Au Théâtre Créole, deux blanches pour un noir

— Par Etienne Lallement —
tribunal_femmes_bafouees-4« Tribunal des femmes bafouées » de Tony Delsham – représentation du vendredi 11 mars 2016 au Théâtre de la ville de Fort-de-France; La Martinique. Compagnie Téatlari – Théâtre des cultures créoles.

Ici l’on crie, on hurle même, on enrage, on s’agite, on se fige, on se tait. L’émotion perle. Le rire éclate.
Ici, les femmes accusent. Maladroites. L’homme se défend. Piteux. Les arguments des unes et de l’autre se délitent. Le ciment de la haine ne résiste pas au ravinement de l’amour indélébile. Les rôles s’inversent. L’accusé devient accusateur. La faiblesse de tous se répand sur les planches. Aucune n’est tout à fait blanche. Lui n’est pas tout à fait noir. Ils sont humains. Voilà tout.
La victoire de l’amour est aigre-douce. Il n’est ni vainqueur, ni vaincu. La catharsis n’épargne personne, acteurs comme spectateurs. C’est cela l’antique vocation du théâtre.
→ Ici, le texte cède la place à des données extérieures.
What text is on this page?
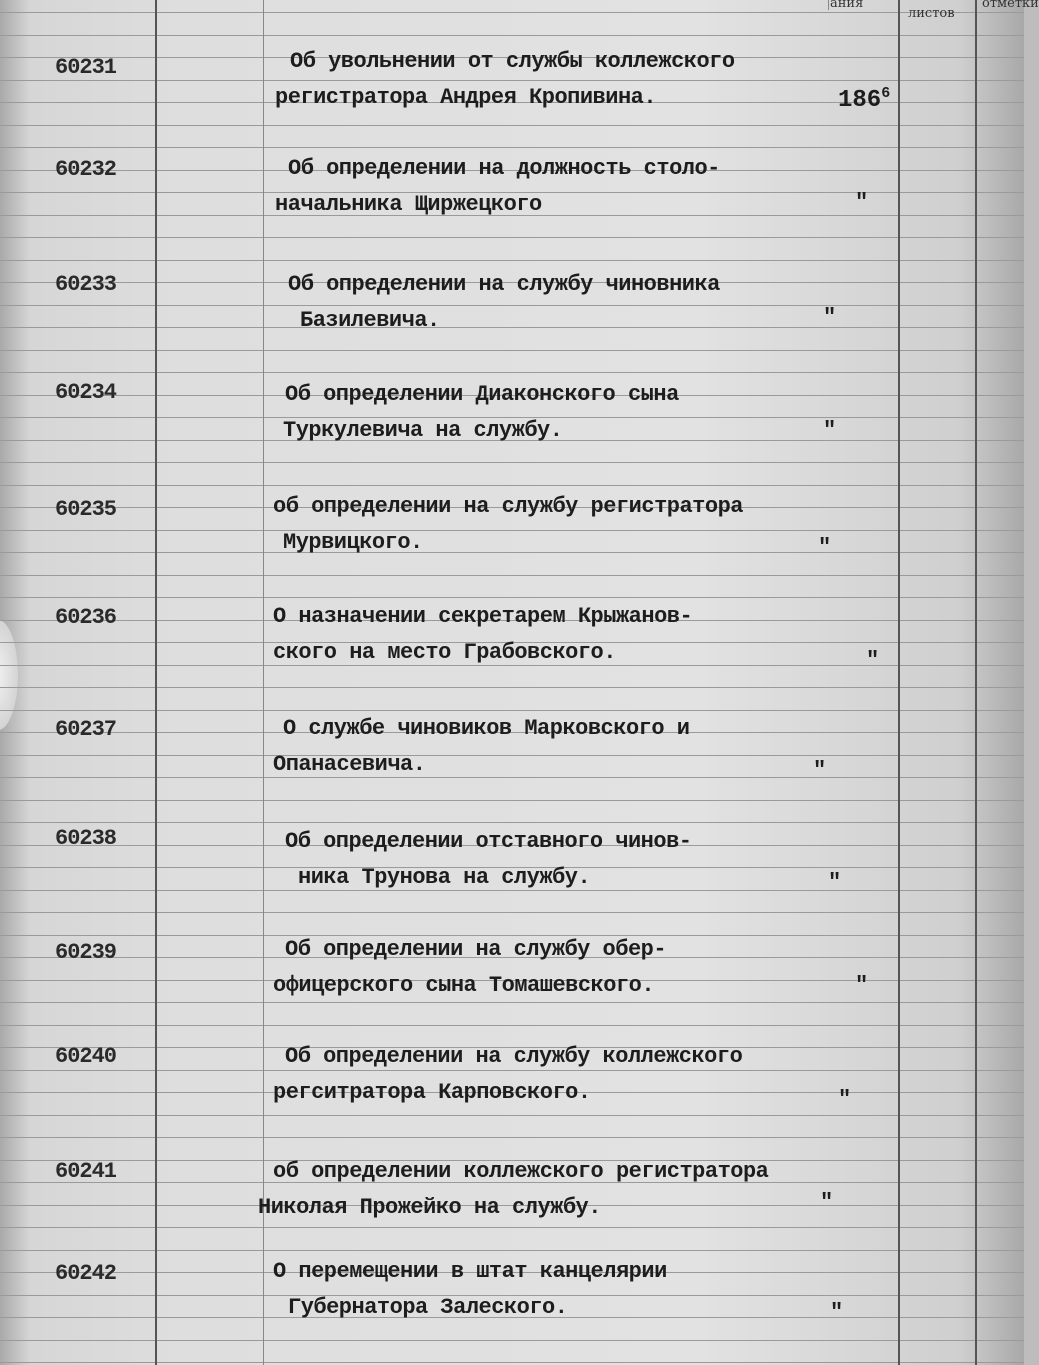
ания
листов
отметки
60231	Об увольнении от службы коллежского
регистратора Андрея Кропивина.	$186^6$
60232	Об определении на должность столо-
начальника Щиржецкого	"
60233	Об определении на службу чиновника
Базилевича.	"
60234	Об определении Диаконского сына
Туркулевича на службу.	"
60235	об определении на службу регистратора
Мурвицкого.	"
60236	О назначении секретарем Крыжанов-
ского на место Грабовского.	"
60237	О службе чиновиков Марковского и
Опанасевича.	"
60238	Об определении отставного чинов-
ника Трунова на службу.	"
60239	Об определении на службу обер-
офицерского сына Томашевского.	"
60240	Об определении на службу коллежского
регситратора Карповского.	"
60241	об определении коллежского регистратора
Николая Прожейко на службу.	"
60242	О перемещении в штат канцелярии
Губернатора Залеского.	"
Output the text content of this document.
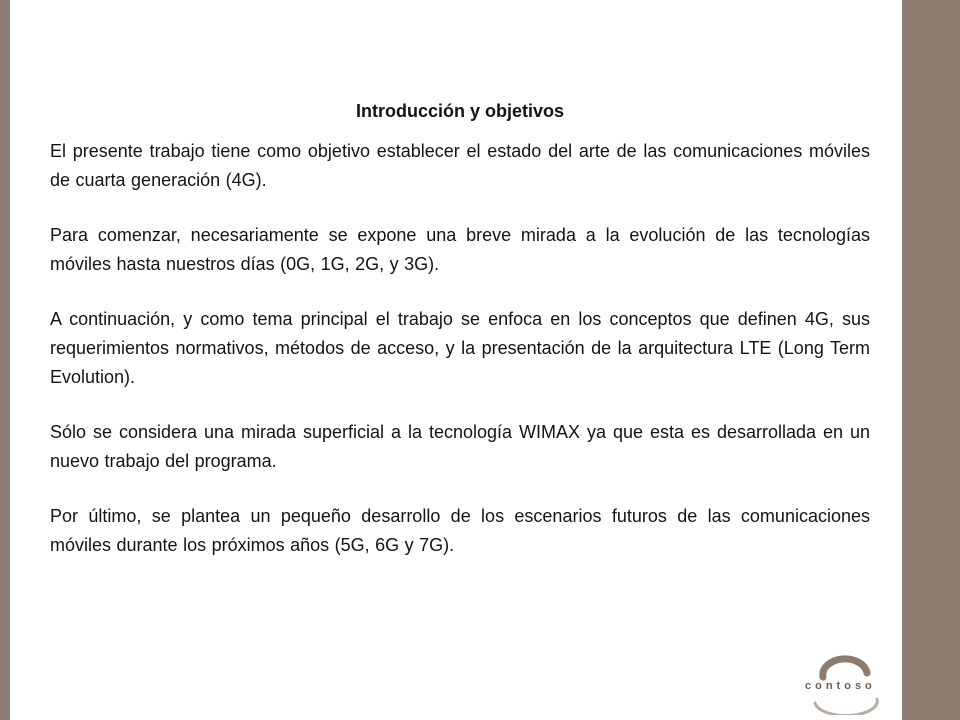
Introducción y objetivos

El presente trabajo tiene como objetivo establecer el estado del arte de las comunicaciones móviles de cuarta generación (4G).

Para comenzar, necesariamente se expone una breve mirada a la evolución de las tecnologías móviles hasta nuestros días (0G, 1G, 2G, y 3G).

A continuación, y como tema principal el trabajo se enfoca en los conceptos que definen 4G, sus requerimientos normativos, métodos de acceso, y la presentación de la arquitectura LTE (Long Term Evolution).

Sólo se considera una mirada superficial a la tecnología WIMAX ya que esta es desarrollada en un nuevo trabajo del programa.

Por último, se plantea un pequeño desarrollo de los escenarios futuros de las comunicaciones móviles durante los próximos años (5G, 6G y 7G).

contoso
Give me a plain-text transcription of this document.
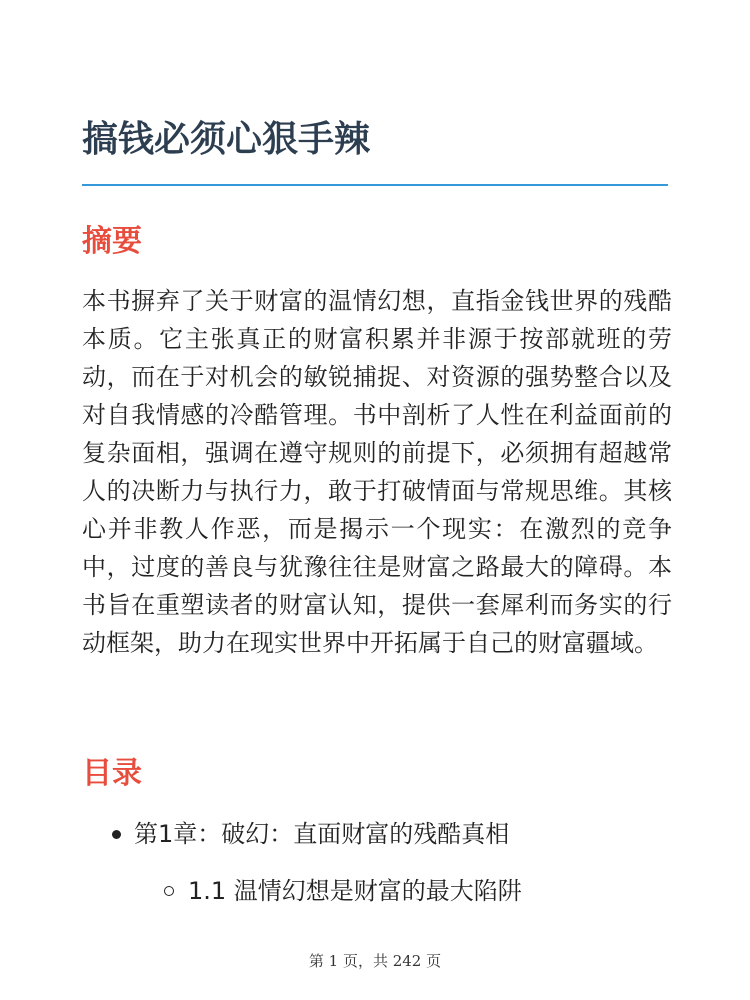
搞钱必须心狠手辣
摘要

本书摒弃了关于财富的温情幻想，直指金钱世界的残酷本质。它主张真正的财富积累并非源于按部就班的劳动，而在于对机会的敏锐捕捉、对资源的强势整合以及对自我情感的冷酷管理。书中剖析了人性在利益面前的复杂面相，强调在遵守规则的前提下，必须拥有超越常人的决断力与执行力，敢于打破情面与常规思维。其核心并非教人作恶，而是揭示一个现实：在激烈的竞争中，过度的善良与犹豫往往是财富之路最大的障碍。本书旨在重塑读者的财富认知，提供一套犀利而务实的行动框架，助力在现实世界中开拓属于自己的财富疆域。

目录
第1章：破幻：直面财富的残酷真相
1.1 温情幻想是财富的最大陷阱
第 1 页，共 242 页
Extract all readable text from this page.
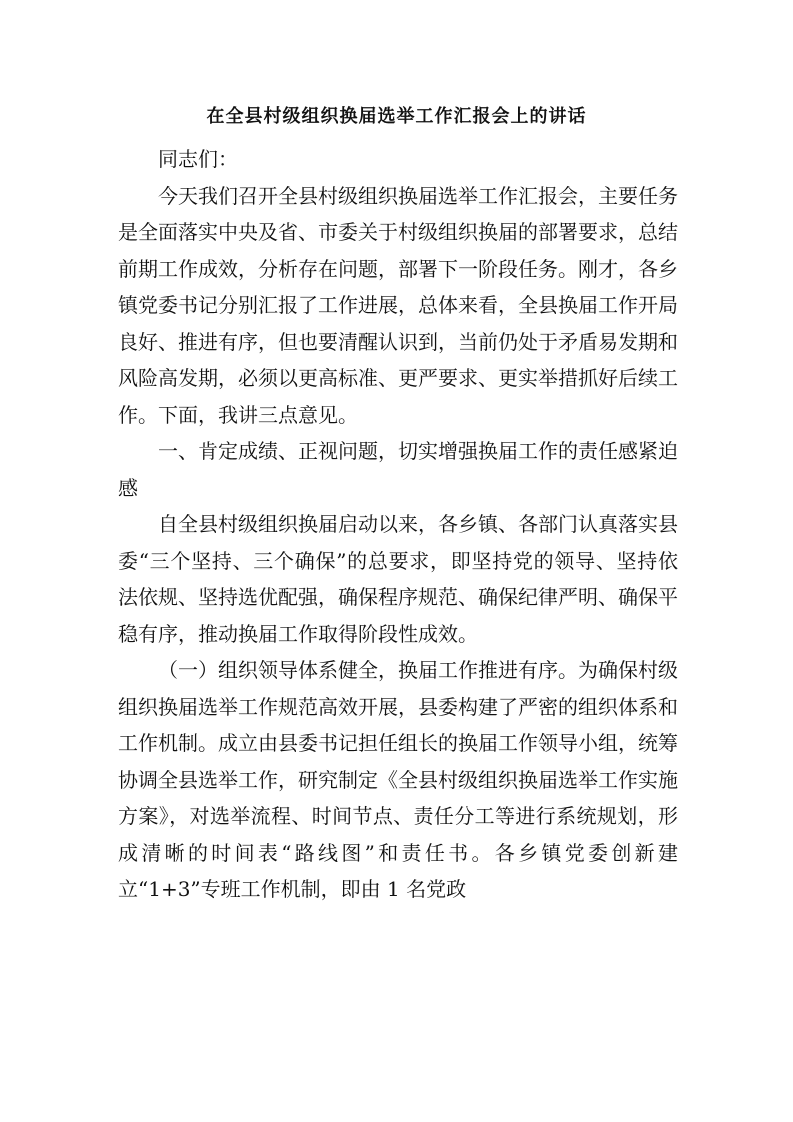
在全县村级组织换届选举工作汇报会上的讲话

同志们：

今天我们召开全县村级组织换届选举工作汇报会，主要任务是全面落实中央及省、市委关于村级组织换届的部署要求，总结前期工作成效，分析存在问题，部署下一阶段任务。刚才，各乡镇党委书记分别汇报了工作进展，总体来看，全县换届工作开局良好、推进有序，但也要清醒认识到，当前仍处于矛盾易发期和风险高发期，必须以更高标准、更严要求、更实举措抓好后续工作。下面，我讲三点意见。

一、肯定成绩、正视问题，切实增强换届工作的责任感紧迫感

自全县村级组织换届启动以来，各乡镇、各部门认真落实县委“三个坚持、三个确保”的总要求，即坚持党的领导、坚持依法依规、坚持选优配强，确保程序规范、确保纪律严明、确保平稳有序，推动换届工作取得阶段性成效。

（一）组织领导体系健全，换届工作推进有序。为确保村级组织换届选举工作规范高效开展，县委构建了严密的组织体系和工作机制。成立由县委书记担任组长的换届工作领导小组，统筹协调全县选举工作，研究制定《全县村级组织换届选举工作实施方案》，对选举流程、时间节点、责任分工等进行系统规划，形成清晰的时间表“路线图”和责任书。各乡镇党委创新建立“1+3”专班工作机制，即由 1 名党政
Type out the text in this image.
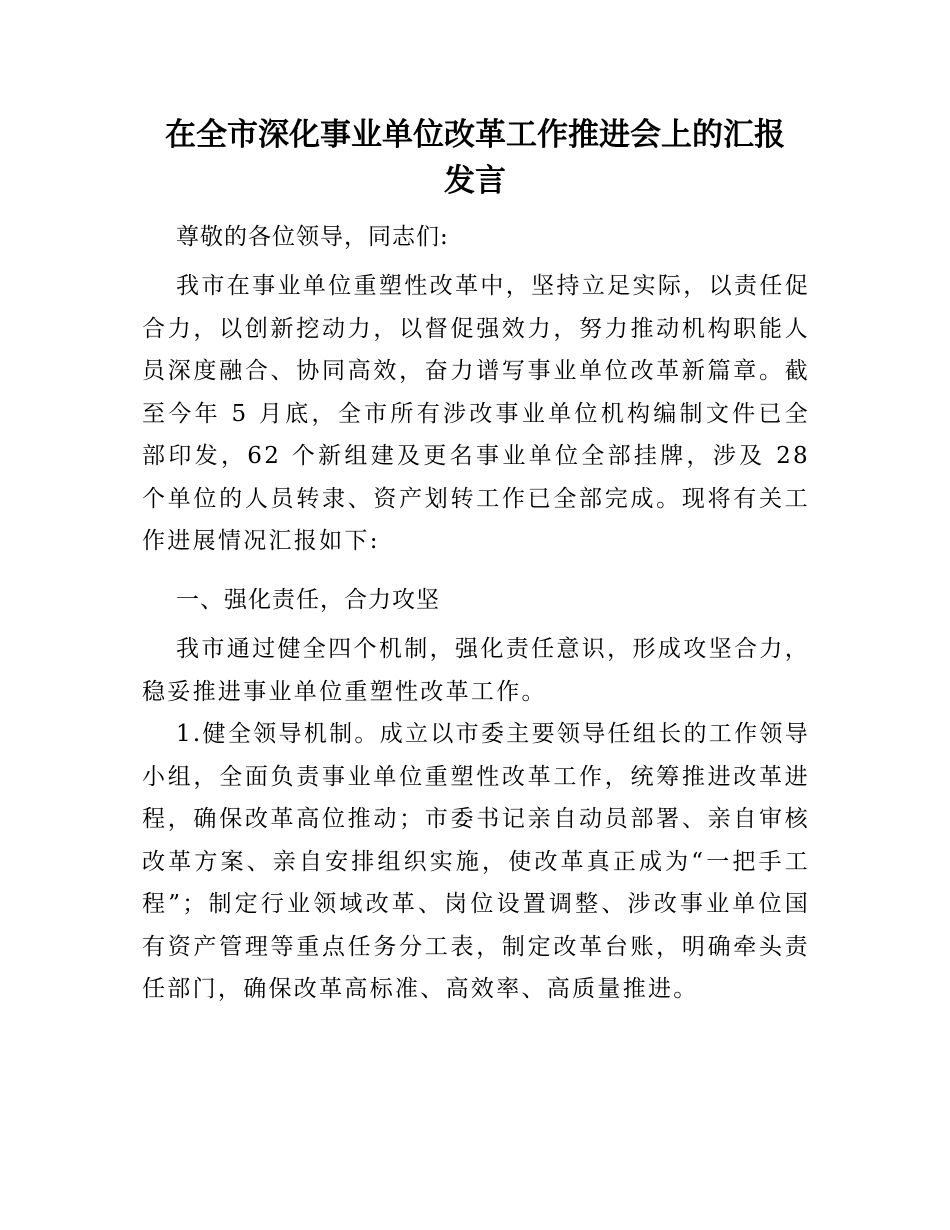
在全市深化事业单位改革工作推进会上的汇报
发言

尊敬的各位领导，同志们:

我市在事业单位重塑性改革中，坚持立足实际，以责任促合力，以创新挖动力，以督促强效力，努力推动机构职能人员深度融合、协同高效，奋力谱写事业单位改革新篇章。截至今年 5 月底，全市所有涉改事业单位机构编制文件已全部印发，62 个新组建及更名事业单位全部挂牌，涉及 28 个单位的人员转隶、资产划转工作已全部完成。现将有关工作进展情况汇报如下:

一、强化责任，合力攻坚

我市通过健全四个机制，强化责任意识，形成攻坚合力，稳妥推进事业单位重塑性改革工作。

1.健全领导机制。成立以市委主要领导任组长的工作领导小组，全面负责事业单位重塑性改革工作，统筹推进改革进程，确保改革高位推动；市委书记亲自动员部署、亲自审核改革方案、亲自安排组织实施，使改革真正成为“一把手工程”；制定行业领域改革、岗位设置调整、涉改事业单位国有资产管理等重点任务分工表，制定改革台账，明确牵头责任部门，确保改革高标准、高效率、高质量推进。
Chacun y voit plus clair, mais d’autre questions surgissent. L’homme est un éternel chasseur de nuages
En me remettant les billets, l’hôtesse du Théâtre de la ville de Fort-de-France me précisait que ce spectacle était « spectacle d’une troupe d’amateurs » et, de ce fait, n’apparaissait pas dans le programme « officiel » du théâtre.
Mais que reste-t-il « aux grands »?
Béatrice Sieurac, Eric Bonnegrace et Cristèle Calixte n’ont rien à envier. Pas de référence à de « grands cours parisiens ». Les références sont de l’école, de l’académie de la vie. L’école de la passion. Melpomène et Thalie génèrent et inspirent la foi plus que la référence. A n’en pas douter, il s’agit, ici, de foi. Celle qui conduit à la passion, déborde de la scène et inonde le parterre.
Que seraient trois talents sans texte, sans trame, sans histoire. Tony Delsham a pointé son œil sur le monde, sur son monde. Celui des Caraïbes, celui de La Martinique. Molière pousse ici un peu sa plume dans celle de Tony par le regard aimant, mais sans concession, qu’il porte sur ses contemporains créoles.
Sans complaisance, mais brillant d’humour. Rempli d’amour. « Castigat ridendo mores ».
La mise en scène, dans un décor dépouillé ou règne une psyché sans glace, est sans faille. José Alpha valorise, tour à tour, ses acteurs. Ils peuvent épanouir leur jeu jusqu’à l’extrême dans un respect mutuel équilibré.
Le théâtre créole doit déborder de son île.
Etienne Lallement

« Tribunal des femmes bafouées » de Tony Delsham – représentation du vendredi 11 mars 2016 au Théâtre de la ville de Fort-de-France; La Martinique. Compagnie Téatlari – Théâtre des cultures créoles.